Zero melancholii i pesymizmu! :D
Tynko, znalazłam ciekawe materiały na http://szmatkalatka.pl/Slodkie_babeczki_FQ_tkanina_bawelniana-772.html, może coś Ci się przyda, zainspiruje...:] pozdrawiam
Pepa nie niszczy Ci nic wdomu? Chodzi sobie cały czas wolno? nigdy nie zwiewa? jak to zrobiłaś że ona jest taka "wytresowana" - w dobrym tego słowa znaczeniu?
@Anonimowy Pepa chodzi po domu tylko ok 2 godzin dziennie. Niestety gryzie kable i niektore ubrania (oczywisie te moje ulubione) dlatego puszczam ja zawsze gdy jestem w domu i moge nad nia zapanowac
Nigdy nie ucieka a jak sie schowa zawsze przybiega na zawolanie. Po jej kupnie mialam kilka planow wzgledem niej miedzy innymi nauczyc ja reagowania na imie :)
Mysle, ze to nie sprawa jej wytresowania a charakteru i tego, ze caly czas przebywa z ludzmi ;)

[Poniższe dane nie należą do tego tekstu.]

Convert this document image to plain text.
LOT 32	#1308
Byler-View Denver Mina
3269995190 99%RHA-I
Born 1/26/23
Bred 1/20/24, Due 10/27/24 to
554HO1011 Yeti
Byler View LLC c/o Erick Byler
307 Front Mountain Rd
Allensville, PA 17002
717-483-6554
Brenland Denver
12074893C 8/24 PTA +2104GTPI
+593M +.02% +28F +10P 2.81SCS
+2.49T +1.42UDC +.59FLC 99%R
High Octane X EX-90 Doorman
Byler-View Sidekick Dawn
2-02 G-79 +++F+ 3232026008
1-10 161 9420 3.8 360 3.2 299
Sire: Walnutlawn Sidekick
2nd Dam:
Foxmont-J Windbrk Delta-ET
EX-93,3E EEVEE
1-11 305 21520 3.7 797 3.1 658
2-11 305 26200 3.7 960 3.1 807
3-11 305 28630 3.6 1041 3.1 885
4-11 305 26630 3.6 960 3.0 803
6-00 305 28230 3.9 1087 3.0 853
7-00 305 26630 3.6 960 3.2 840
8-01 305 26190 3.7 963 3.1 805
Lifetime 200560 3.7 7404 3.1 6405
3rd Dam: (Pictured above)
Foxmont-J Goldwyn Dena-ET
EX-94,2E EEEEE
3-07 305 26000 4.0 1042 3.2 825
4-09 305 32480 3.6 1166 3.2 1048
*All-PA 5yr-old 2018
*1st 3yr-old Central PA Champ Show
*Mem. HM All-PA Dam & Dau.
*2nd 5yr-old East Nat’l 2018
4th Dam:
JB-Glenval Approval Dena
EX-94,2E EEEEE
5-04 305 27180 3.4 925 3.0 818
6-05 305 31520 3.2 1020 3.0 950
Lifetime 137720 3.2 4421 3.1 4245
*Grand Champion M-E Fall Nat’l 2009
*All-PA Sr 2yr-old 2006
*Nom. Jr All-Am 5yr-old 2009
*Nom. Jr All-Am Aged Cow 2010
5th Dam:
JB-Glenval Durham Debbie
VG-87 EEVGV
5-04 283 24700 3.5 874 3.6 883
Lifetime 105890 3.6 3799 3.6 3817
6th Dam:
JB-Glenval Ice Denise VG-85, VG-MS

Dziękuję za wszystkie komentarze. Jesteście najlepsi! :D
komentarze są moderowane, abym mogła odpowiedzieć na zadawane przez was pytania, nawet do postów publikowanych wieki temu :)) Proszę nie denerwujcie się jeśli potrwa to trochę dłużej, czasami potraficie mnie zarzucić pokaźną porcją informacji!
ale słodka :)
OdpowiedzUsuńprzepiękna torebka!
OdpowiedzUsuńMmmm ... Zielona śliczna ;* To do kolekcji brakuję tylko różowej, np. takiej pastelowej ;). Hhaha, a dajesz do niej metkę, fajny pomysł :P.
OdpowiedzUsuńSuper torebeczka :))
OdpowiedzUsuńŚliczne :)
OdpowiedzUsuńCały czas podpatruję, co ciekawego pokażesz, ale torebki są boskie. Czekam na inne kolory! :)
OdpowiedzUsuńoh urocze te babeczki :D bardzo fajnie ci wyszly;d
OdpowiedzUsuńZ jakiego jest materiału?
OdpowiedzUsuńPodobna do porzednich :)Jest super!
wiosenna :)
OdpowiedzUsuńcudo nie torba . gdyby nie to że toreb mam od zarąbania to by kupiła ją ;)
Pozdrawiam Zuza
skurwysyn
OdpowiedzUsuńśliczna torebka ;] zapraszam do mnie
OdpowiedzUsuń+obserwuje
Świetna!!! :*
OdpowiedzUsuńfajna, aczkolwiek tamte modele bardziej przypadły mi do gustu. :)
OdpowiedzUsuńJest boooska! Mamo, kup! :)
OdpowiedzUsuńKocham te tynkowe torebki ♥. Buziaki z wiosennego Lublina :*.
To jest chyba sztruks, dokladnie to samo co przy niebieskiej torbie :)
OdpowiedzUsuńTeraz szyjemy blekitna, bezowa i czarna :P
Ojej anonimku, znow sie jezyk pogorszyl? Nieladnie. Z takimi odzywkami prosze isc do rynsztoka ;)
Boskie,boskie i jeszcze raz boskie!!!1 ;D
OdpowiedzUsuńJakbyś zrobiła podobną, tylko w innym kolorze, i z paskiem do noszenia na ukos, to na pewno bym kupiła!!!!! :)
OdpowiedzUsuńFajna! Chętnie paradowałabym z taką po plaży. W lato. :)
OdpowiedzUsuńpiękna jest! :D
OdpowiedzUsuńhej :) swietna torba ! naprawde!! jaki jest twoj nr gmail? chetnie bym do cb napisala :)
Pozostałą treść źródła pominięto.